Blue Startups
- Type: Private
- Industry: Venture Accelerator
- Founded: September 1, 2012; 13 years ago
- Founder: Henk Rogers Maya Rogers Chenoa Farnsworth
- Headquarters: Honolulu, Hawaii, United States
- Services: Assisting in business growth
- Website: bluestartups.com

= Blue Startups =

Blue Startups is a venture accelerator based in Honolulu, Hawaiʻi, United States. Founded in 2012 by entrepreneur Henk Rogers, his daughter Maya Rogers, and venture capitalist Chenoa Farnsworth, the accelerator supports early-stage technology companies with mentorship, investment, and access to global networks. It is frequently cited as one of the "Top 20 Accelerators in the U.S.".

== History ==
Blue Startups was launched in 2012 to help diversify Hawaiʻi’s economy beyond tourism and defense. Henk Rogers, best known for bringing Tetris to Nintendo, teamed with Chenoa Farnsworth, a longtime investor in Hawaiʻi, and Maya Rogers to create the accelerator.

The accelerator has been recognized in TechCrunch accelerator rankings and receives public-private support from the State of Hawaiʻi through the Hawaiʻi Technology Development Corporation.

== Program ==
Blue Startups runs a cohort program of 12 weeks for up to 10 companies per session. Founders receive seed funding, co-working space, mentorship, investor introductions, and access to a network of more than 250 mentors across Asia and the U.S.

Each cohort culminates in Demo Days in Honolulu and Silicon Valley, where startups pitch to investors. The accelerator also runs cultural immersion activities, workshops, and investor mixers.

== Focus ==
The accelerator is sector-agnostic but emphasizes:
- Software and internet companies
- Travel and tourism technology
- Gaming and creative media
- "East Meets West" – Startups that operate between Asia and the United States on both sides of the Pacific
- Ocean (i.e., oceanography, aquaculture, and other ocean-related technologies)

Blue Startups has a goal of 50% gender diversity in its cohorts, meaning that half of cohort companies are founded by women.

== Notable alumni ==
Since its founding, Blue Startups has invested in dozens of companies.
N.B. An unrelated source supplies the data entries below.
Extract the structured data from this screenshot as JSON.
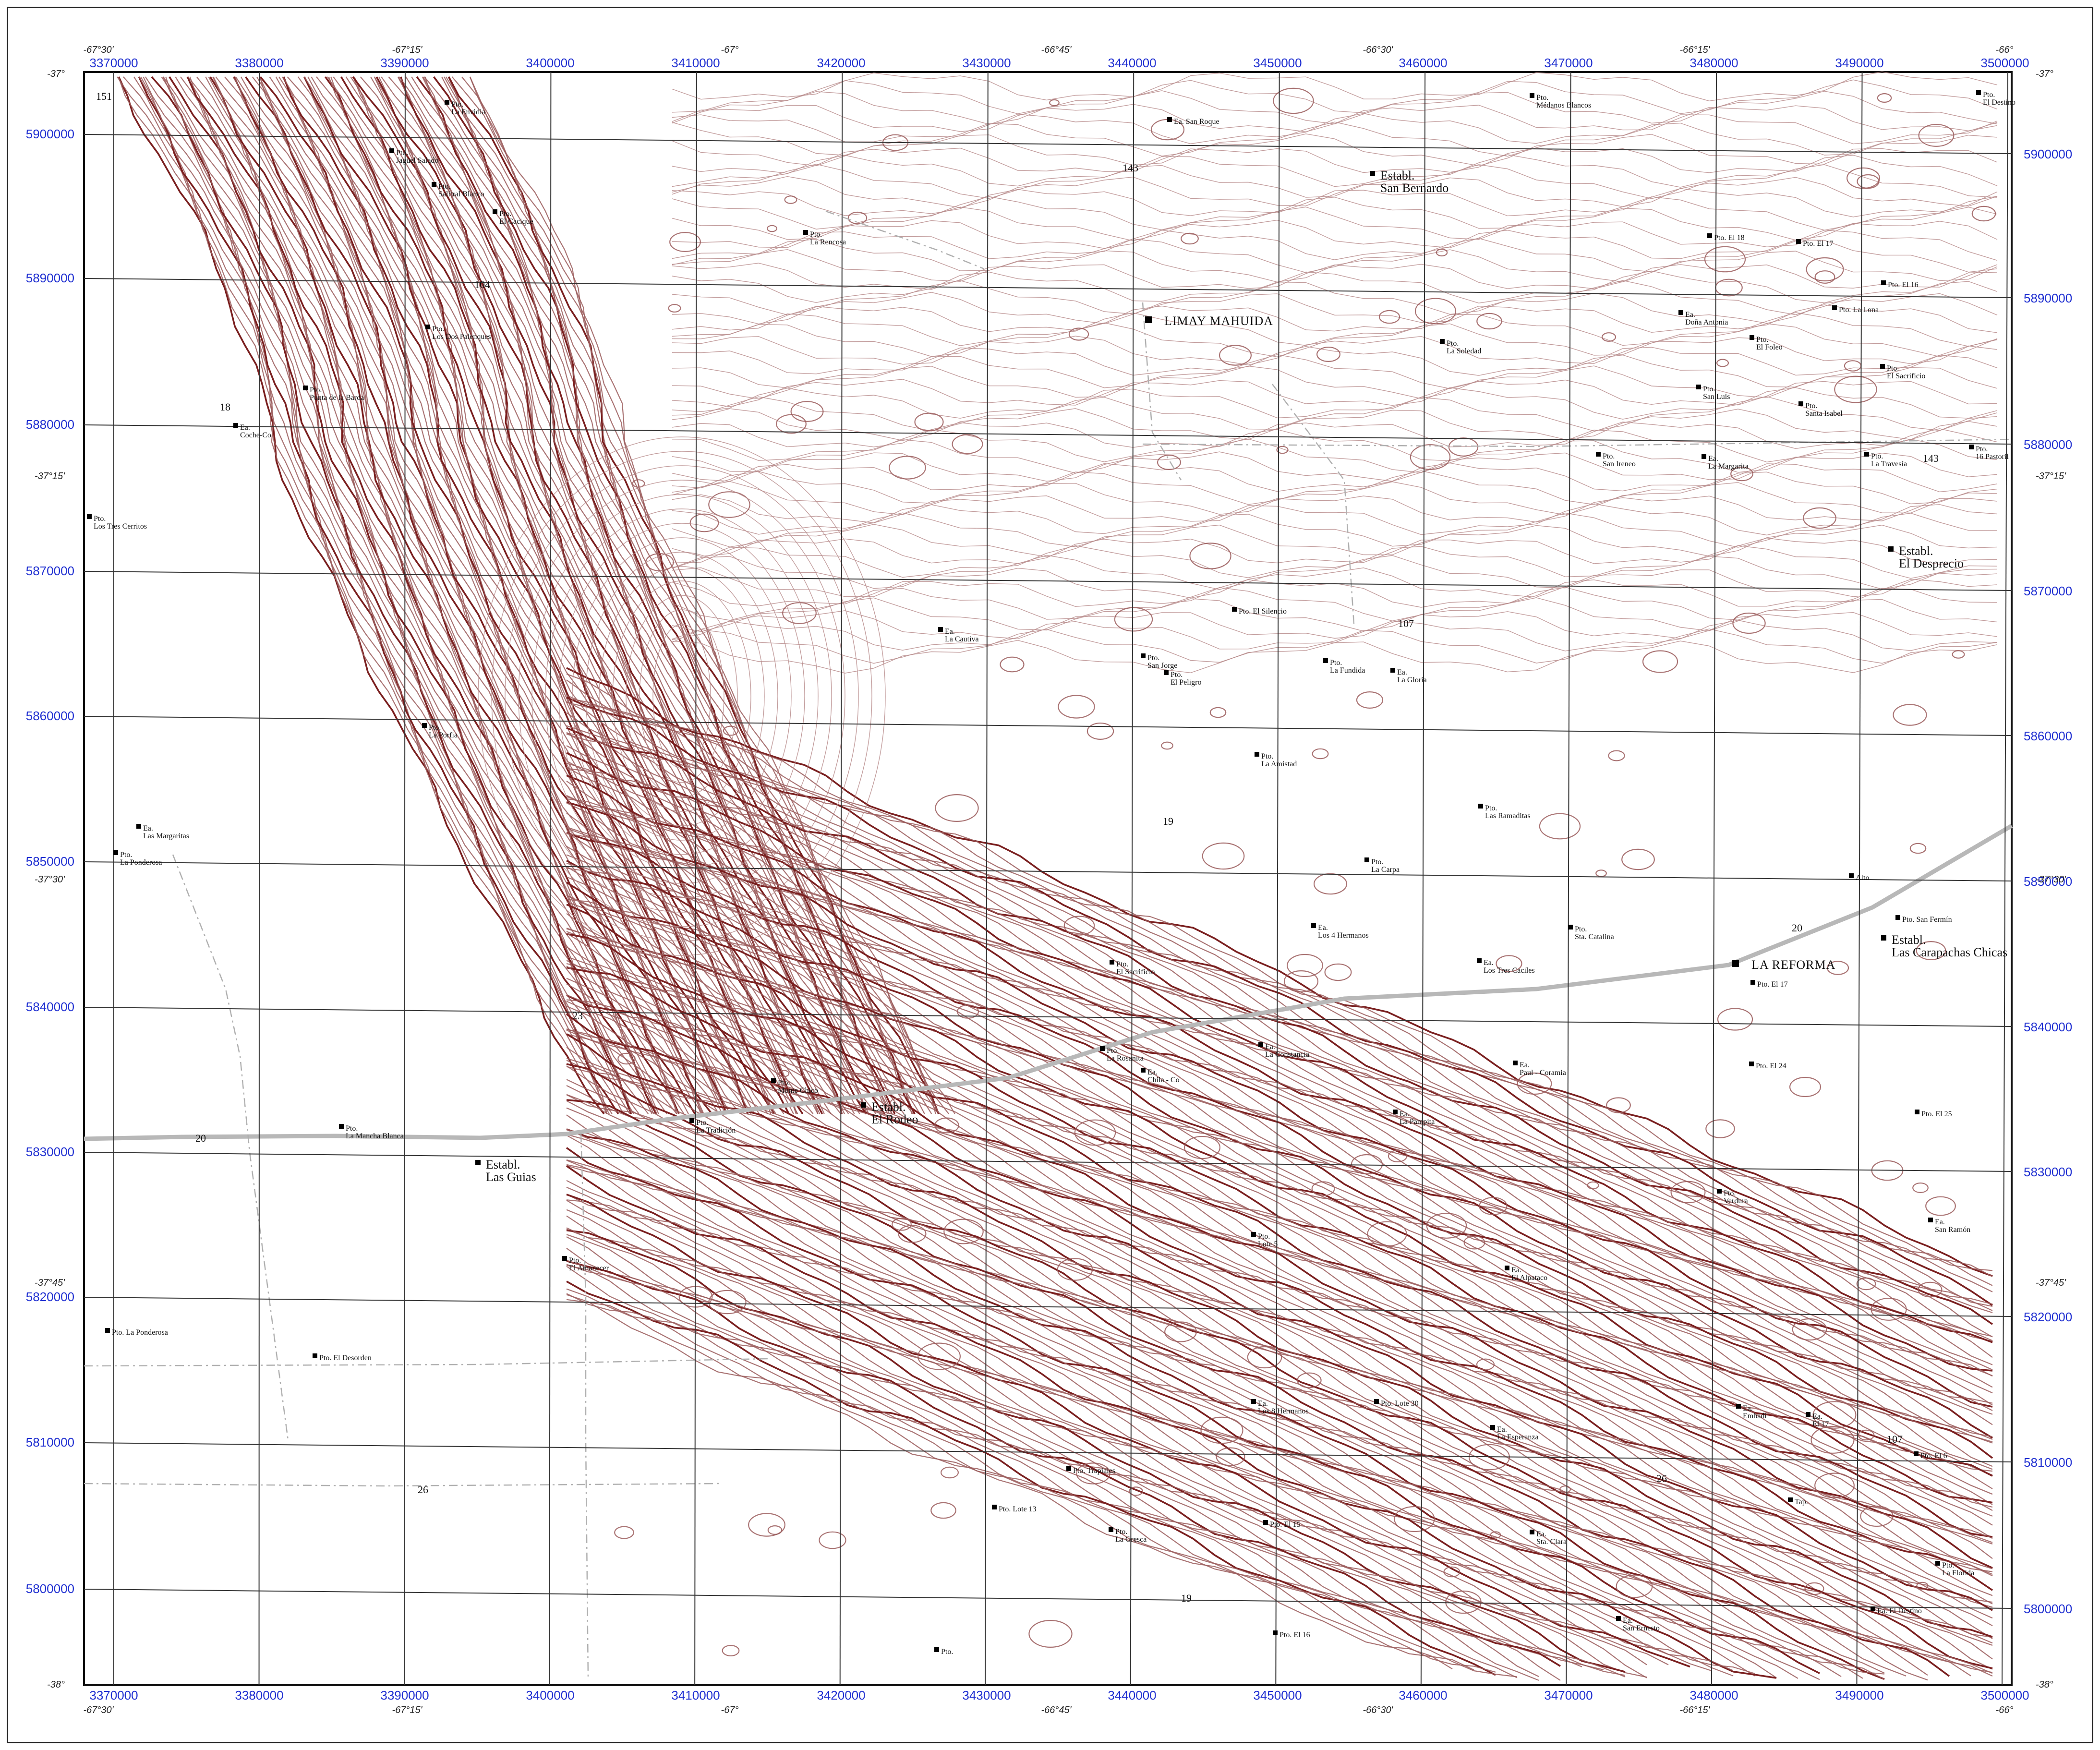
{
  "map": {
    "eastings_top": [
      "3370000",
      "3380000",
      "3390000",
      "3400000",
      "3410000",
      "3420000",
      "3430000",
      "3440000",
      "3450000",
      "3460000",
      "3470000",
      "3480000",
      "3490000",
      "3500000"
    ],
    "eastings_bottom": [
      "3370000",
      "3380000",
      "3390000",
      "3400000",
      "3410000",
      "3420000",
      "3430000",
      "3440000",
      "3450000",
      "3460000",
      "3470000",
      "3480000",
      "3490000",
      "3500000"
    ],
    "northings_left": [
      "5900000",
      "5890000",
      "5880000",
      "5870000",
      "5860000",
      "5850000",
      "5840000",
      "5830000",
      "5820000",
      "5810000",
      "5800000"
    ],
    "northings_right": [
      "5900000",
      "5890000",
      "5880000",
      "5870000",
      "5860000",
      "5850000",
      "5840000",
      "5830000",
      "5820000",
      "5810000",
      "5800000"
    ],
    "lon_top": [
      "-67°30'",
      "-67°15'",
      "-67°",
      "-66°45'",
      "-66°30'",
      "-66°15'",
      "-66°"
    ],
    "lon_bottom": [
      "-67°30'",
      "-67°15'",
      "-67°",
      "-66°45'",
      "-66°30'",
      "-66°15'",
      "-66°"
    ],
    "lat_left": [
      "-37°",
      "-37°15'",
      "-37°30'",
      "-37°45'",
      "-38°"
    ],
    "lat_right": [
      "-37°",
      "-37°15'",
      "-37°30'",
      "-37°45'",
      "-38°"
    ],
    "towns": [
      "LIMAY MAHUIDA",
      "LA REFORMA"
    ],
    "establishments": [
      {
        "l1": "Establ.",
        "l2": "San Bernardo"
      },
      {
        "l1": "Establ.",
        "l2": "El Desprecio"
      },
      {
        "l1": "Establ.",
        "l2": "Las Carapachas Chicas"
      },
      {
        "l1": "Establ.",
        "l2": "El Rodeo"
      },
      {
        "l1": "Establ.",
        "l2": "Las Guias"
      }
    ],
    "route_numbers": [
      "151",
      "104",
      "18",
      "143",
      "143",
      "107",
      "19",
      "20",
      "20",
      "23",
      "26",
      "26",
      "107",
      "19"
    ],
    "places": [
      {
        "l1": "Pto.",
        "l2": "La Envidia"
      },
      {
        "l1": "Pto.",
        "l2": "Jagüel Salado"
      },
      {
        "l1": "Pto.",
        "l2": "Salitral Blanco"
      },
      {
        "l1": "Pto.",
        "l2": "El Cacique"
      },
      {
        "l1": "Pto.",
        "l2": "Los Dos Palenques"
      },
      {
        "l1": "Pto.",
        "l2": "Punta de la Barda"
      },
      {
        "l1": "Ea.",
        "l2": "Coche-Co"
      },
      {
        "l1": "Pto.",
        "l2": "Los Tres Cerritos"
      },
      {
        "l1": "Pto.",
        "l2": "La Porfia"
      },
      {
        "l1": "Ea.",
        "l2": "Las Margaritas"
      },
      {
        "l1": "Pto.",
        "l2": "La Ponderosa"
      },
      {
        "l1": "Pto.",
        "l2": "La Mancha Blanca"
      },
      {
        "l1": "Pto.",
        "l2": "El Amanecer"
      },
      {
        "l1": "Pto. La Ponderosa",
        "l2": ""
      },
      {
        "l1": "Pto. El Desorden",
        "l2": ""
      },
      {
        "l1": "Pto.",
        "l2": "La Rencosa"
      },
      {
        "l1": "Ea. San Roque",
        "l2": ""
      },
      {
        "l1": "Pto.",
        "l2": "Médanos Blancos"
      },
      {
        "l1": "Pto.",
        "l2": "El Destino"
      },
      {
        "l1": "Pto. El 18",
        "l2": ""
      },
      {
        "l1": "Pto. El 17",
        "l2": ""
      },
      {
        "l1": "Pto. El 16",
        "l2": ""
      },
      {
        "l1": "Ea.",
        "l2": "Doña Antonia"
      },
      {
        "l1": "Pto. La Lona",
        "l2": ""
      },
      {
        "l1": "Pto.",
        "l2": "La Soledad"
      },
      {
        "l1": "Pto.",
        "l2": "El Foleo"
      },
      {
        "l1": "Pto.",
        "l2": "El Sacrificio"
      },
      {
        "l1": "Pto.",
        "l2": "San Luis"
      },
      {
        "l1": "Pto.",
        "l2": "Santa Isabel"
      },
      {
        "l1": "Pto.",
        "l2": "San Ireneo"
      },
      {
        "l1": "Ea.",
        "l2": "La Margarita"
      },
      {
        "l1": "Pto.",
        "l2": "La Travesía"
      },
      {
        "l1": "Pto.",
        "l2": "16 Pastoril"
      },
      {
        "l1": "Pto. El Silencio",
        "l2": ""
      },
      {
        "l1": "Pto.",
        "l2": "San Jorge"
      },
      {
        "l1": "Pto.",
        "l2": "El Peligro"
      },
      {
        "l1": "Pto.",
        "l2": "La Fundida"
      },
      {
        "l1": "Ea.",
        "l2": "La Gloria"
      },
      {
        "l1": "Ea.",
        "l2": "La Cautiva"
      },
      {
        "l1": "Pto.",
        "l2": "La Amistad"
      },
      {
        "l1": "Pto.",
        "l2": "Las Ramaditas"
      },
      {
        "l1": "Pto.",
        "l2": "La Carpa"
      },
      {
        "l1": "Ea.",
        "l2": "Los 4 Hermanos"
      },
      {
        "l1": "Ea.",
        "l2": "Los Tres Caciles"
      },
      {
        "l1": "Pto.",
        "l2": "Sta. Catalina"
      },
      {
        "l1": "Pto. San Fermín",
        "l2": ""
      },
      {
        "l1": "Pto. El 17",
        "l2": ""
      },
      {
        "l1": "Pto.",
        "l2": "El Sacrificio"
      },
      {
        "l1": "Pto.",
        "l2": "La Rosanita"
      },
      {
        "l1": "Ea.",
        "l2": "La Constancia"
      },
      {
        "l1": "Ea.",
        "l2": "Chila - Co"
      },
      {
        "l1": "Ea.",
        "l2": "Paul - Coramia"
      },
      {
        "l1": "Pto. El 24",
        "l2": ""
      },
      {
        "l1": "Pto. El 25",
        "l2": ""
      },
      {
        "l1": "Pto.",
        "l2": "Monte Chico"
      },
      {
        "l1": "Pto.",
        "l2": "La Tradición"
      },
      {
        "l1": "Ea.",
        "l2": "La Pampita"
      },
      {
        "l1": "Pto.",
        "l2": "Verdura"
      },
      {
        "l1": "Ea.",
        "l2": "San Ramón"
      },
      {
        "l1": "Pto.",
        "l2": "Lote 5"
      },
      {
        "l1": "Ea.",
        "l2": "El Alpataco"
      },
      {
        "l1": "Ea.",
        "l2": "Los 8 Hermanos"
      },
      {
        "l1": "Pto. Lote 30",
        "l2": ""
      },
      {
        "l1": "Ea.",
        "l2": "La Esperanza"
      },
      {
        "l1": "Pto. Trapiales",
        "l2": ""
      },
      {
        "l1": "Pto. Lote 13",
        "l2": ""
      },
      {
        "l1": "Pto.",
        "l2": "La Gresca"
      },
      {
        "l1": "Pto. El 15",
        "l2": ""
      },
      {
        "l1": "Ea.",
        "l2": "Sta. Clara"
      },
      {
        "l1": "Ea.",
        "l2": "Embadi"
      },
      {
        "l1": "Ea.",
        "l2": "El 17"
      },
      {
        "l1": "Pto. El 6",
        "l2": ""
      },
      {
        "l1": "Tap.",
        "l2": ""
      },
      {
        "l1": "Pto.",
        "l2": "La Florida"
      },
      {
        "l1": "Pto. El 16",
        "l2": ""
      },
      {
        "l1": "Ea.",
        "l2": "San Ernesto"
      },
      {
        "l1": "Ea. El Destino",
        "l2": ""
      },
      {
        "l1": "Pto.",
        "l2": ""
      },
      {
        "l1": "Alto",
        "l2": ""
      }
    ]
  }
}
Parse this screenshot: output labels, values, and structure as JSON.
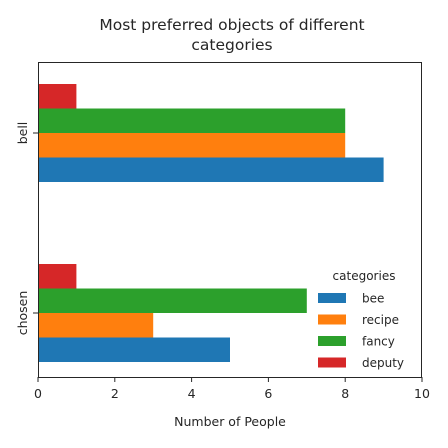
{
  "chart_data": {
    "type": "bar",
    "orientation": "horizontal",
    "title": [
      "Most preferred objects of different",
      "categories"
    ],
    "xlabel": "Number of People",
    "ylabel": "",
    "xlim": [
      0,
      10
    ],
    "xticks": [
      "0",
      "2",
      "4",
      "6",
      "8",
      "10"
    ],
    "grid": false,
    "categories": [
      "bell",
      "chosen"
    ],
    "series": [
      {
        "name": "bee",
        "color": "#1f77b4",
        "values": [
          9,
          5
        ]
      },
      {
        "name": "recipe",
        "color": "#ff7f0e",
        "values": [
          8,
          3
        ]
      },
      {
        "name": "fancy",
        "color": "#2ca02c",
        "values": [
          8,
          7
        ]
      },
      {
        "name": "deputy",
        "color": "#d62728",
        "values": [
          1,
          1
        ]
      }
    ],
    "legend": {
      "title": "categories",
      "placement": "lower-right"
    }
  }
}
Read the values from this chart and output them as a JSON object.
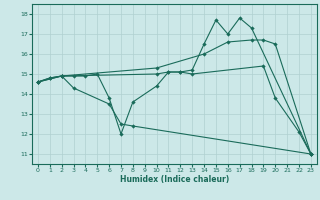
{
  "background_color": "#cce8e8",
  "grid_color": "#b0d0d0",
  "line_color": "#1a6b5a",
  "xlabel": "Humidex (Indice chaleur)",
  "ylim": [
    10.5,
    18.5
  ],
  "xlim": [
    -0.5,
    23.5
  ],
  "yticks": [
    11,
    12,
    13,
    14,
    15,
    16,
    17,
    18
  ],
  "xticks": [
    0,
    1,
    2,
    3,
    4,
    5,
    6,
    7,
    8,
    9,
    10,
    11,
    12,
    13,
    14,
    15,
    16,
    17,
    18,
    19,
    20,
    21,
    22,
    23
  ],
  "lines": [
    [
      0,
      14.6,
      1,
      14.8,
      2,
      14.9,
      3,
      14.3,
      6,
      13.5,
      7,
      12.5,
      8,
      12.4,
      23,
      11.0
    ],
    [
      0,
      14.6,
      2,
      14.9,
      10,
      15.0,
      11,
      15.1,
      12,
      15.1,
      13,
      15.2,
      14,
      16.5,
      15,
      17.7,
      16,
      17.0,
      17,
      17.8,
      18,
      17.3,
      23,
      11.0
    ],
    [
      0,
      14.6,
      2,
      14.9,
      10,
      15.3,
      14,
      16.0,
      16,
      16.6,
      18,
      16.7,
      19,
      16.7,
      20,
      16.5,
      23,
      11.0
    ],
    [
      0,
      14.6,
      1,
      14.8,
      2,
      14.9,
      3,
      14.9,
      4,
      14.9,
      5,
      15.0,
      6,
      13.8,
      7,
      12.0,
      8,
      13.6,
      10,
      14.4,
      11,
      15.1,
      12,
      15.1,
      13,
      15.0,
      19,
      15.4,
      20,
      13.8,
      22,
      12.1,
      23,
      11.0
    ]
  ]
}
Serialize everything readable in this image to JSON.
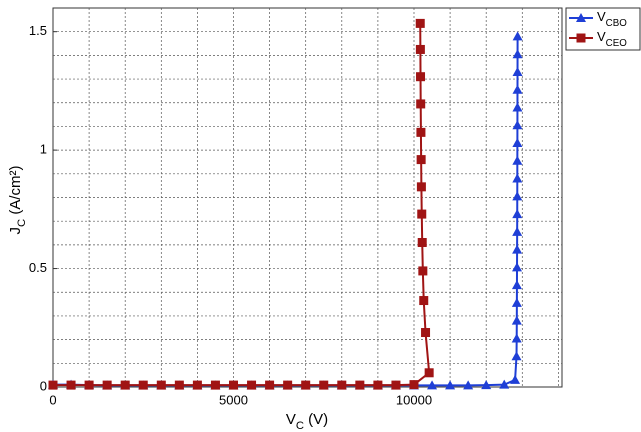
{
  "chart_data": {
    "type": "line",
    "x_label": "VC (V)",
    "y_label": "JC (A/cm²)",
    "xlim": [
      0,
      14100
    ],
    "ylim": [
      0,
      1.6
    ],
    "xticks": [
      0,
      5000,
      10000
    ],
    "yticks": [
      0,
      0.5,
      1,
      1.5
    ],
    "grid": true,
    "legend": "outside-top-right",
    "series": [
      {
        "name": "VCBO",
        "color": "#1f3fd6",
        "marker": "triangle",
        "x": [
          0,
          500,
          1000,
          1500,
          2000,
          2500,
          3000,
          3500,
          4000,
          4500,
          5000,
          5500,
          6000,
          6500,
          7000,
          7500,
          8000,
          8500,
          9000,
          9500,
          10000,
          10500,
          11000,
          11500,
          12000,
          12500,
          12800,
          12840,
          12845,
          12848,
          12850,
          12852,
          12854,
          12856,
          12858,
          12860,
          12861,
          12862,
          12863,
          12864,
          12865,
          12866,
          12867,
          12868,
          12869,
          12870
        ],
        "values": [
          0.01,
          0.01,
          0.008,
          0.007,
          0.007,
          0.007,
          0.007,
          0.007,
          0.007,
          0.007,
          0.007,
          0.007,
          0.007,
          0.007,
          0.007,
          0.007,
          0.007,
          0.007,
          0.007,
          0.007,
          0.007,
          0.007,
          0.007,
          0.007,
          0.008,
          0.01,
          0.03,
          0.13,
          0.205,
          0.28,
          0.355,
          0.43,
          0.505,
          0.58,
          0.655,
          0.73,
          0.805,
          0.88,
          0.955,
          1.03,
          1.105,
          1.18,
          1.255,
          1.33,
          1.405,
          1.48
        ]
      },
      {
        "name": "VCEO",
        "color": "#a01414",
        "marker": "square",
        "x": [
          0,
          500,
          1000,
          1500,
          2000,
          2500,
          3000,
          3500,
          4000,
          4500,
          5000,
          5500,
          6000,
          6500,
          7000,
          7500,
          8000,
          8500,
          9000,
          9500,
          10000,
          10420,
          10320,
          10270,
          10245,
          10228,
          10215,
          10205,
          10198,
          10192,
          10186,
          10181,
          10177,
          10173
        ],
        "values": [
          0.008,
          0.008,
          0.008,
          0.008,
          0.008,
          0.008,
          0.008,
          0.008,
          0.008,
          0.008,
          0.008,
          0.008,
          0.008,
          0.008,
          0.008,
          0.008,
          0.008,
          0.008,
          0.008,
          0.008,
          0.01,
          0.06,
          0.23,
          0.365,
          0.49,
          0.61,
          0.73,
          0.845,
          0.96,
          1.075,
          1.195,
          1.31,
          1.425,
          1.535
        ]
      }
    ]
  }
}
Notable alumni include:
- Volta Charging, an electric vehicle charging company that went public on the New York Stock Exchange in 2021.
- Flowater, water refill stations with advanced purification.
- dataplor, the leading provider of global location intelligence.
- Instant Teams, a staffing platform for military spouses.

Collectively, portfolio companies have raised more than US$500 million in follow-on funding.

== Events and community ==
Blue Startups hosts the annual East Meets West Conference, launched in 2015, which brings together investors and entrepreneurs from Asia, Hawaiʻi, and North America. It also participates in Honolulu Tech Week and organizes local mentorship and networking events.

== Leadership ==
- Chenoa Farnsworth – Co-founder and Managing Partner, venture capitalist.
- Henk Rogers – Co-founder, entrepreneur, and clean energy advocate.
- Maya Rogers – Co-founder, CEO at the Tetris Company.